Ferrets are very active pets, so a hutch should be approximately 120cm wide x 60cm wide per pet. They need plenty of exercise outside their cage and hutches and runs should be raised off the ground, placed out of the sun and sheltered from the rain and wind. In the winter, the hutch may have to be moved into a garage or outhouse.
Clothes, towels and T shirts, for bedding material, are better than hay, straw or shavings which can cause breathing problems and ferrets like burrowing in bedding, particularly in the winter months. Hutches should be completely stripped out and scrubbed, ideally once a week during the summer and more regularly during the winter when ferrets spend more time inside. Ferrets will also use a litter tray and this should be cleaned on a daily basis.
Ferrets are carnivores and require animal protein in their diet. The easiest option is a complete food specifically for ferrets, which provides all the nutrients in the correct amounts and proportions. Water must be accessible at all times and bottles are often easier to keep clean, however ferrets do appreciate being given a bowl of water occasionally so they can splash about and wash.
Female ferrets will come into season and stay in season until they are mated. If you don’t wish to breed there are two options. You can either bring her out of season and prevent related diseases by mating her with a vasectomised male (a hob) or get her neutered. Your vet will be able to advise you on neutering your pet.
Regular exercise is important to keep your ferret fit and prevent boredom, which could lead to behavioural problems. It’s therefore advisable to exercise pets in an outdoor run, the garden or the house as often as possible, but ideally for at least four hours a day. You can make this time as fun as possible by using boxes and tubes to make tunnels and hidey holes for them to explore. You can also hide small amounts of food so that they can spend time foraging.
Ferrets will groom both themselves and others, as it’s a social activity. You can also groom your ferret with a brush or comb, if needed. You should also check ferret’s eyes, ears, nose, mouth, bottom and claws daily.

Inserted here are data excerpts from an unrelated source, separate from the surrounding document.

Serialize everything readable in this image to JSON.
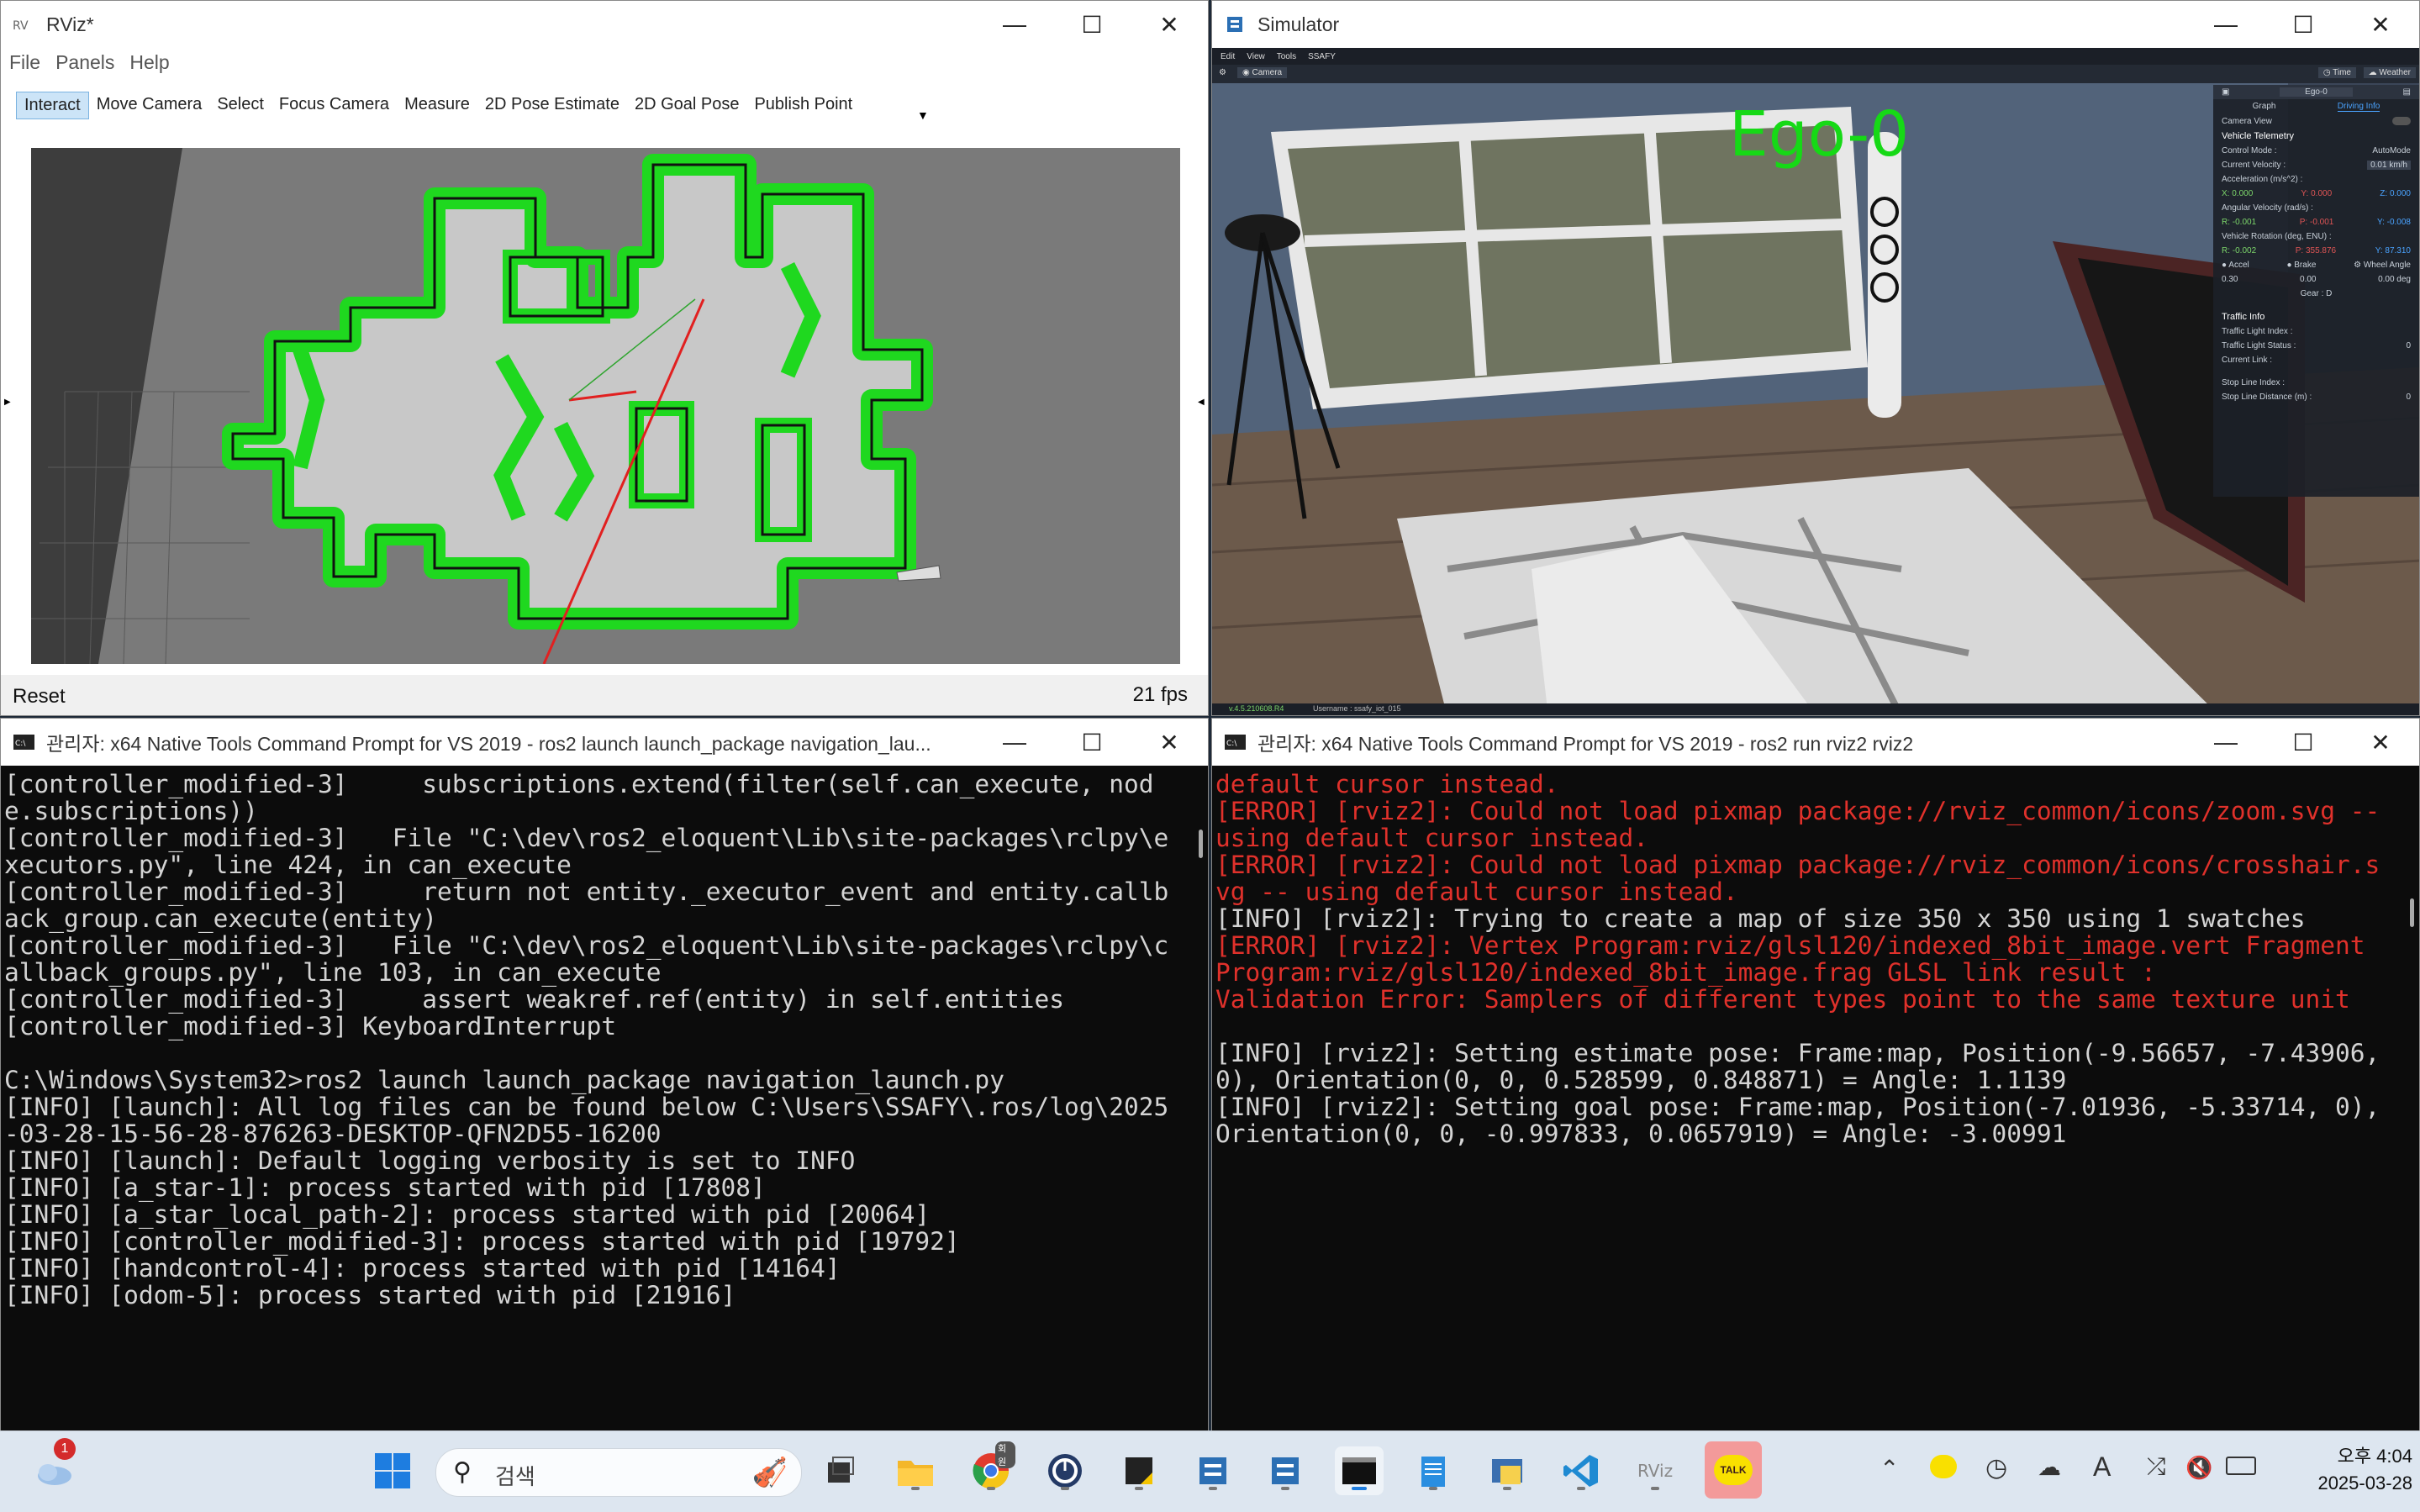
{
  "rviz": {
    "title": "RViz*",
    "menu": [
      "File",
      "Panels",
      "Help"
    ],
    "tools": [
      "Interact",
      "Move Camera",
      "Select",
      "Focus Camera",
      "Measure",
      "2D Pose Estimate",
      "2D Goal Pose",
      "Publish Point"
    ],
    "reset_label": "Reset",
    "fps": "21 fps"
  },
  "simulator": {
    "title": "Simulator",
    "menu": [
      "Edit",
      "View",
      "Tools",
      "SSAFY"
    ],
    "camera_label": "Camera",
    "time_label": "Time",
    "weather_label": "Weather",
    "ego_label": "Ego-0",
    "status_left": "v.4.5.210608.R4",
    "status_user": "Username : ssafy_iot_015",
    "panel": {
      "dropdown": "Ego-0",
      "tabs": [
        "Graph",
        "Driving Info"
      ],
      "camera_view": "Camera View",
      "vehicle_telemetry": "Vehicle Telemetry",
      "control_mode_label": "Control Mode :",
      "control_mode_value": "AutoMode",
      "current_velocity_label": "Current Velocity :",
      "current_velocity_value": "0.01 km/h",
      "acceleration_label": "Acceleration (m/s^2) :",
      "accel_x": "0.000",
      "accel_y": "0.000",
      "accel_z": "0.000",
      "angular_label": "Angular Velocity (rad/s) :",
      "ang_r": "-0.001",
      "ang_p": "-0.001",
      "ang_y": "-0.008",
      "rotation_label": "Vehicle Rotation (deg, ENU) :",
      "rot_r": "-0.002",
      "rot_p": "355.876",
      "rot_y": "87.310",
      "accel_btn": "Accel",
      "brake_btn": "Brake",
      "wheel_btn": "Wheel Angle",
      "accel_val": "0.30",
      "brake_val": "0.00",
      "wheel_val": "0.00 deg",
      "gear": "Gear : D",
      "traffic_info": "Traffic Info",
      "traffic_light_index": "Traffic Light Index :",
      "traffic_light_status": "Traffic Light Status :",
      "traffic_light_status_value": "0",
      "current_link": "Current Link :",
      "stop_line_index": "Stop Line Index :",
      "stop_line_distance": "Stop Line Distance (m) :",
      "stop_line_distance_value": "0"
    }
  },
  "cmd_left": {
    "title": "관리자: x64 Native Tools Command Prompt for VS 2019 - ros2  launch launch_package navigation_lau...",
    "lines": [
      "[controller_modified-3]     subscriptions.extend(filter(self.can_execute, node.subscriptions))",
      "[controller_modified-3]   File \"C:\\dev\\ros2_eloquent\\Lib\\site-packages\\rclpy\\executors.py\", line 424, in can_execute",
      "[controller_modified-3]     return not entity._executor_event and entity.callback_group.can_execute(entity)",
      "[controller_modified-3]   File \"C:\\dev\\ros2_eloquent\\Lib\\site-packages\\rclpy\\callback_groups.py\", line 103, in can_execute",
      "[controller_modified-3]     assert weakref.ref(entity) in self.entities",
      "[controller_modified-3] KeyboardInterrupt",
      "",
      "C:\\Windows\\System32>ros2 launch launch_package navigation_launch.py",
      "[INFO] [launch]: All log files can be found below C:\\Users\\SSAFY\\.ros/log\\2025-03-28-15-56-28-876263-DESKTOP-QFN2D55-16200",
      "[INFO] [launch]: Default logging verbosity is set to INFO",
      "[INFO] [a_star-1]: process started with pid [17808]",
      "[INFO] [a_star_local_path-2]: process started with pid [20064]",
      "[INFO] [controller_modified-3]: process started with pid [19792]",
      "[INFO] [handcontrol-4]: process started with pid [14164]",
      "[INFO] [odom-5]: process started with pid [21916]"
    ]
  },
  "cmd_right": {
    "title": "관리자: x64 Native Tools Command Prompt for VS 2019 - ros2  run rviz2 rviz2",
    "lines": [
      {
        "t": "default cursor instead.",
        "err": true
      },
      {
        "t": "[ERROR] [rviz2]: Could not load pixmap package://rviz_common/icons/zoom.svg -- using default cursor instead.",
        "err": true
      },
      {
        "t": "[ERROR] [rviz2]: Could not load pixmap package://rviz_common/icons/crosshair.svg -- using default cursor instead.",
        "err": true
      },
      {
        "t": "[INFO] [rviz2]: Trying to create a map of size 350 x 350 using 1 swatches",
        "err": false
      },
      {
        "t": "[ERROR] [rviz2]: Vertex Program:rviz/glsl120/indexed_8bit_image.vert Fragment Program:rviz/glsl120/indexed_8bit_image.frag GLSL link result :",
        "err": true
      },
      {
        "t": "Validation Error: Samplers of different types point to the same texture unit",
        "err": true
      },
      {
        "t": "",
        "err": false
      },
      {
        "t": "[INFO] [rviz2]: Setting estimate pose: Frame:map, Position(-9.56657, -7.43906, 0), Orientation(0, 0, 0.528599, 0.848871) = Angle: 1.1139",
        "err": false
      },
      {
        "t": "[INFO] [rviz2]: Setting goal pose: Frame:map, Position(-7.01936, -5.33714, 0), Orientation(0, 0, -0.997833, 0.0657919) = Angle: -3.00991",
        "err": false
      }
    ]
  },
  "taskbar": {
    "weather_badge": "1",
    "search_placeholder": "검색",
    "chrome_badge": "회원",
    "kakao_label": "TALK",
    "time": "오후 4:04",
    "date": "2025-03-28"
  }
}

Before attempting to handle your ferret, let him become accustomed to you by feeding out of your hand and stroking him. Once he’s happy doing this, gently grasp his shoulders with one hand, keeping your thumb under his chin and support him under his bottom with the other hand. It is best, once you have picked him up, to hold him against you or keep him on your lap. Ferrets have sharp teeth and are known to bite, so be careful!
Ferrets can live alone but prefer to be kept in social groups. A pair or group of three allows them to interact and perform normal social behaviours. Make sure that they are single sex groups or neutered, otherwise you could end up with a family! Under supervision ferrets can be kept with dogs and cats but not with rabbits or rodents.
Regular health checks
Your vet can carry out a ‘nose to tail’ MOT but you can play a role too by following the guidelines below to keep an eye on your ferret’s health, help him to stay in tip top condition and live a long and healthy life:
Look out for changes in your ferret’s food consumption, drinking and toilet habits. Does he have less energy or is he slower in getting up or jumping? Monitor your ferret’s faeces for colour and consistency
Rub your hands over your ferret’s body including his head, legs and feet to check for any lumps or bumps or anything stuck in his pads. Check your ferret’s coat quality and whether any dandruff or hair loss is evident. Is your ferret scratching, chewing or biting excessively?
Check your pet’s nose, eyes and ears for any abnormalities or discharge. Your ferret’s nose should be moist, the corners of his eyes should be free of discharge and his ears should be clean
Regularly examine your ferret’s mouth for signs of disease and overgrown teeth
Monitor your ferret’s body condition by running your hands over his ribs and backbone. If he is losing weight or is overweight, it’s advisable to take him to the vet.